The full dataset is 75gb, but I get the same error for very small datasets too.

If it’s not clear where I’m going wrong, could I run a json.dump straight into a dataset instead?

Many Thanks,
Love the tool

Hi! How much memory does your machine have?

And just to confirm (also in case others come across this thread in the future): The data you want to load in is annotations you’ve already collected, right? Because if you just want to label your data, you won’t have to import it into a dataset first. Datasets only store the collected annotations.

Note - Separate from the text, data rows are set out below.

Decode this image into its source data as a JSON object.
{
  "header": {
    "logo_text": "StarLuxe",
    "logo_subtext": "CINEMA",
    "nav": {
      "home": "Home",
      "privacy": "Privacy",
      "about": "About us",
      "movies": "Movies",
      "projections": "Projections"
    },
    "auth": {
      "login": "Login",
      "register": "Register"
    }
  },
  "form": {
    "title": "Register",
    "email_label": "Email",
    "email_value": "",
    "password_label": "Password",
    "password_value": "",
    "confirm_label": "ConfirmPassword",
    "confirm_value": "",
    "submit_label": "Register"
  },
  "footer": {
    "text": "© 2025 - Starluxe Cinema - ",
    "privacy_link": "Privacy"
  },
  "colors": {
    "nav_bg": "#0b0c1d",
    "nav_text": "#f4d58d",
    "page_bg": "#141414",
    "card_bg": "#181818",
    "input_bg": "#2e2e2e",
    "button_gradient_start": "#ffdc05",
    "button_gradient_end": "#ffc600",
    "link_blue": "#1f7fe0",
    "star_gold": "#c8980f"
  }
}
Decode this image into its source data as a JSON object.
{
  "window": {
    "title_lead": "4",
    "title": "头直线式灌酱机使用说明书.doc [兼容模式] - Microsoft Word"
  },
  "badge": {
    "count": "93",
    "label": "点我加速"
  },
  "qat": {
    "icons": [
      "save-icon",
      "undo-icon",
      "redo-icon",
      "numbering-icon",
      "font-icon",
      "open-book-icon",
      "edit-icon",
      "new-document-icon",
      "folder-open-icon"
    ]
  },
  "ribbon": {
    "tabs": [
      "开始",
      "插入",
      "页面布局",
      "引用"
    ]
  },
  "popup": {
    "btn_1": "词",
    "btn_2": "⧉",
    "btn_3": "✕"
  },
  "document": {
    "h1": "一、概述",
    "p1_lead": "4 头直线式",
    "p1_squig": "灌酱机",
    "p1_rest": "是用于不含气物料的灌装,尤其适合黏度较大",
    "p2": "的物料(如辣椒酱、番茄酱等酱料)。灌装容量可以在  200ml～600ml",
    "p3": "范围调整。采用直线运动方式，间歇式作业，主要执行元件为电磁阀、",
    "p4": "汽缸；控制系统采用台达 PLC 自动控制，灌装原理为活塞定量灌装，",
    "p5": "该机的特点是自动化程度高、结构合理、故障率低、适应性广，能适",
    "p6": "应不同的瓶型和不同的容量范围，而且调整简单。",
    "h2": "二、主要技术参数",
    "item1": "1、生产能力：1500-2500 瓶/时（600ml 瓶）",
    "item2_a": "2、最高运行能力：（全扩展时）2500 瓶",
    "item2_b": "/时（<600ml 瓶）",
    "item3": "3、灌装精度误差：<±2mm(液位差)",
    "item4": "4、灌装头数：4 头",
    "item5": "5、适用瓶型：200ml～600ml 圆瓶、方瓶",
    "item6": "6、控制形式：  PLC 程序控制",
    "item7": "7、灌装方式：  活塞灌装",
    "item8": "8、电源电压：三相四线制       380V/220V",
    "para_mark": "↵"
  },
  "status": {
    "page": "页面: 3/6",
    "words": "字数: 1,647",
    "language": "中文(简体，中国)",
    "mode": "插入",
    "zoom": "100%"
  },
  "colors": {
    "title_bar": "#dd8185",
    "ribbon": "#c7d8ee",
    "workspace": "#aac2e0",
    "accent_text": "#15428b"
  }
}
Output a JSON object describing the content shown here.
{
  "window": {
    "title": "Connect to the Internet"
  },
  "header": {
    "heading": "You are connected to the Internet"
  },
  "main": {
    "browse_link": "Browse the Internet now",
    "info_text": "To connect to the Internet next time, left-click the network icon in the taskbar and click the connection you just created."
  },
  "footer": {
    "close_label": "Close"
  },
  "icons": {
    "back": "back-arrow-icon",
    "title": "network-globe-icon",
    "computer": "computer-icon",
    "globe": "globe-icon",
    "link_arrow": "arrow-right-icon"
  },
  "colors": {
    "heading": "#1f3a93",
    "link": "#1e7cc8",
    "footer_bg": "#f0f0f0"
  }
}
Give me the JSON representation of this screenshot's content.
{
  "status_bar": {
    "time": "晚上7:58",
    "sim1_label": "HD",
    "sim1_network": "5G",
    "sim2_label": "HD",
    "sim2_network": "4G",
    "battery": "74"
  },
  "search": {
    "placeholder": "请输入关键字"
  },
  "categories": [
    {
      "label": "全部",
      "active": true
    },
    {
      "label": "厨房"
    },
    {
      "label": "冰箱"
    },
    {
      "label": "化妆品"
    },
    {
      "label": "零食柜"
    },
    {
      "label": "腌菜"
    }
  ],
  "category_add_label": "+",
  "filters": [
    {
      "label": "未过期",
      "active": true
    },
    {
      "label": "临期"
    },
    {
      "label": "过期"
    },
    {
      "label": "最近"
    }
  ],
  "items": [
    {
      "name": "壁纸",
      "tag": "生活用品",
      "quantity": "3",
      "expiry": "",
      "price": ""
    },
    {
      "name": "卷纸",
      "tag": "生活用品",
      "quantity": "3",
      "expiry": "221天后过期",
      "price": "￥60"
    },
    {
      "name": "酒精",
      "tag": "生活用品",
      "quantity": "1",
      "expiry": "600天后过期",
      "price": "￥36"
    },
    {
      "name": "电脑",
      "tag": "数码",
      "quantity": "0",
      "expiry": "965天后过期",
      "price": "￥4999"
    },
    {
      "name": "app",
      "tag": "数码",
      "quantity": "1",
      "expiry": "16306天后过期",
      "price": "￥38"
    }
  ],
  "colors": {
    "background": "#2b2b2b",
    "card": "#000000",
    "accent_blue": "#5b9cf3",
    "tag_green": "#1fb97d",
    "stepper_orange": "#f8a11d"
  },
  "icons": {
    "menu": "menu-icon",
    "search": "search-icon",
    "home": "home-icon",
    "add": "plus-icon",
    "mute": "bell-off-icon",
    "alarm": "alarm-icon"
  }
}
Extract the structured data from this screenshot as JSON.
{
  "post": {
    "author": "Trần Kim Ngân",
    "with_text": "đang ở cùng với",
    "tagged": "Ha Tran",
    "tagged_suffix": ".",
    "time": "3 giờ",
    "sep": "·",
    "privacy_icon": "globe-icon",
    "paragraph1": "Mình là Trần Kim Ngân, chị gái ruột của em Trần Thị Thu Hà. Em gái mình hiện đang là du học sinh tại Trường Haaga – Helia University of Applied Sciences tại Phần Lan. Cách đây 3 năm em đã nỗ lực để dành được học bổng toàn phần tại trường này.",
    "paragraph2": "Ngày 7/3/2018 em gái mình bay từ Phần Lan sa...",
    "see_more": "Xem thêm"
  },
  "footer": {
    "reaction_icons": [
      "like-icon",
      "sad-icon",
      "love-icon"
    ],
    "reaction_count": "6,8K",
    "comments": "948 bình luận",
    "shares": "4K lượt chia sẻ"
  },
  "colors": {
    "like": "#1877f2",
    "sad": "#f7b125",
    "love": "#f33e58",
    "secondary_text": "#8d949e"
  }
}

Another thing to keep in mind is that Prodigy’s training commands are optimised for quick experiments – so if you want to train in 75gb of annotated data, you might want to use spaCy directly instead. This gives you more control over the training loop, the data loading and the hyperparameters.


Some background on the import process, in case you do want to customise it and write your own script: During import, Prodigy will load each line of the JSON data, set hashes and add the "answer" key if not present in the data. So I guess this is just taking up too much memory. If you look at the __main__.py shipped with Prodigy, you can see the source of the db_in function. The two important parts are:

  • Calling set_hashes on each record in the data to assign input and task hashes (to allow Prodigy to identify annotations on the same text). If you add a _task_hash (unique ID of the annotation) and _input_hash (unique ID of the input the annotation was collected on, e.g. the text) value to each record in your data yourself, you can skip this step.
  • Initializing the database and calling db.add_examples to add examples (you can find the detailed API docs in your PRODIGY_README.html.
from prodigy.components.db import connect

db = connect()  # uses settings from prodigy.json
db.add_examples(list_of_examples, datasets=['dataset_name'])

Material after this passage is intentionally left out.